Dr Rasmus Bernander

Department of Languages and Literatures
University of Gothenburg

Rasmus Bernander is a field linguist and historical(-typological) linguist. His main research interest revolves around various aspects of grammatical variation and change in Bantu languages, particularly in various Tanzanian Bantu languages, but also from a broader comparative perspective. He works at the University of Gothenburg, where he holds a position as a Researcher in African Languages in the Department of Languages and Literatures. He is currently leading a project sponsored by the Riksbankens Jubileumsfond (grant number P23-0101) on the use and spread of expressions of modality in Swahili focusing on historical changes including contact-induced change (“borrowing”) into Swahili (mostly from Arabic) and out of Swahili into other East African languages.

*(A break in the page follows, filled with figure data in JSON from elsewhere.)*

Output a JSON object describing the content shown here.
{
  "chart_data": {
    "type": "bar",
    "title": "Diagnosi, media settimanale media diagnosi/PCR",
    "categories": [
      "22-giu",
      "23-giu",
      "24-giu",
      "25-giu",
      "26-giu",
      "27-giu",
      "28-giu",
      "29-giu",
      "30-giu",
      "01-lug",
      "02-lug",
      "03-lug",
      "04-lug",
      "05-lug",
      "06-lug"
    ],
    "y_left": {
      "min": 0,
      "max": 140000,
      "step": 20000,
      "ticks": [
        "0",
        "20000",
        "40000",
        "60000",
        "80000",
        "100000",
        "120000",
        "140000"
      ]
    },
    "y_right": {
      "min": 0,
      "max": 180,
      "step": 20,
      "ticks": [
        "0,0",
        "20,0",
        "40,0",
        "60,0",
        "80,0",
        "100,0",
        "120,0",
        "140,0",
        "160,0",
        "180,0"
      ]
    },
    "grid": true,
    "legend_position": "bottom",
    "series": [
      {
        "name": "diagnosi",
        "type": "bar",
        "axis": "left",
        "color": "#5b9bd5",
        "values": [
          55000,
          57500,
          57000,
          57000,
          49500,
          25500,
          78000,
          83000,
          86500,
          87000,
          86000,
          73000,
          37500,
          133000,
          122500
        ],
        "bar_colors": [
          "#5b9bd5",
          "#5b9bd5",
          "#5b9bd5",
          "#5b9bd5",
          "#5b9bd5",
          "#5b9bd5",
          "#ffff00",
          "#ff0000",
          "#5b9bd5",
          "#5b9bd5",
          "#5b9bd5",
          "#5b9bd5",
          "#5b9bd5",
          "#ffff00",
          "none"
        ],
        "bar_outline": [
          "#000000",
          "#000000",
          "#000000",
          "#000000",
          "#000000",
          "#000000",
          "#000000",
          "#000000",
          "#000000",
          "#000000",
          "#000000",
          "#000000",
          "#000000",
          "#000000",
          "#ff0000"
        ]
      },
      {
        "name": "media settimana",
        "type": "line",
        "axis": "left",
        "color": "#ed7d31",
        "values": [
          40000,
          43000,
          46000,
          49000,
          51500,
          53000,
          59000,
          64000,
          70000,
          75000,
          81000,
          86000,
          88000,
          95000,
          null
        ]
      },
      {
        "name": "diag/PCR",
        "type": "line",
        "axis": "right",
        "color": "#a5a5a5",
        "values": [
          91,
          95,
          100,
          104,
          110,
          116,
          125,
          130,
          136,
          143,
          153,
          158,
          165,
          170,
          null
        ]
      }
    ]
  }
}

He is also a joint researcher in the Japan-based ILCAA Joint Research Project Diachronic Perspectives on Language Description and Typology in Bantu and is part of the editorial team of the Nordic Journal of African Studies. He also teaches Swahili and other courses on the subject of African linguistics. He earned his PhD from the same university in 2017 with a thesis on the grammar of the Tanzanian Bantu language Manda (mgs), focusing on both the description and reconstruction of the language’s tense and aspect system. Before returning to his alma mater this year, he worked as a postdoctoral researcher at the University of Helsinki, in a project focusing on four other Bantu language varieties of Tanzania.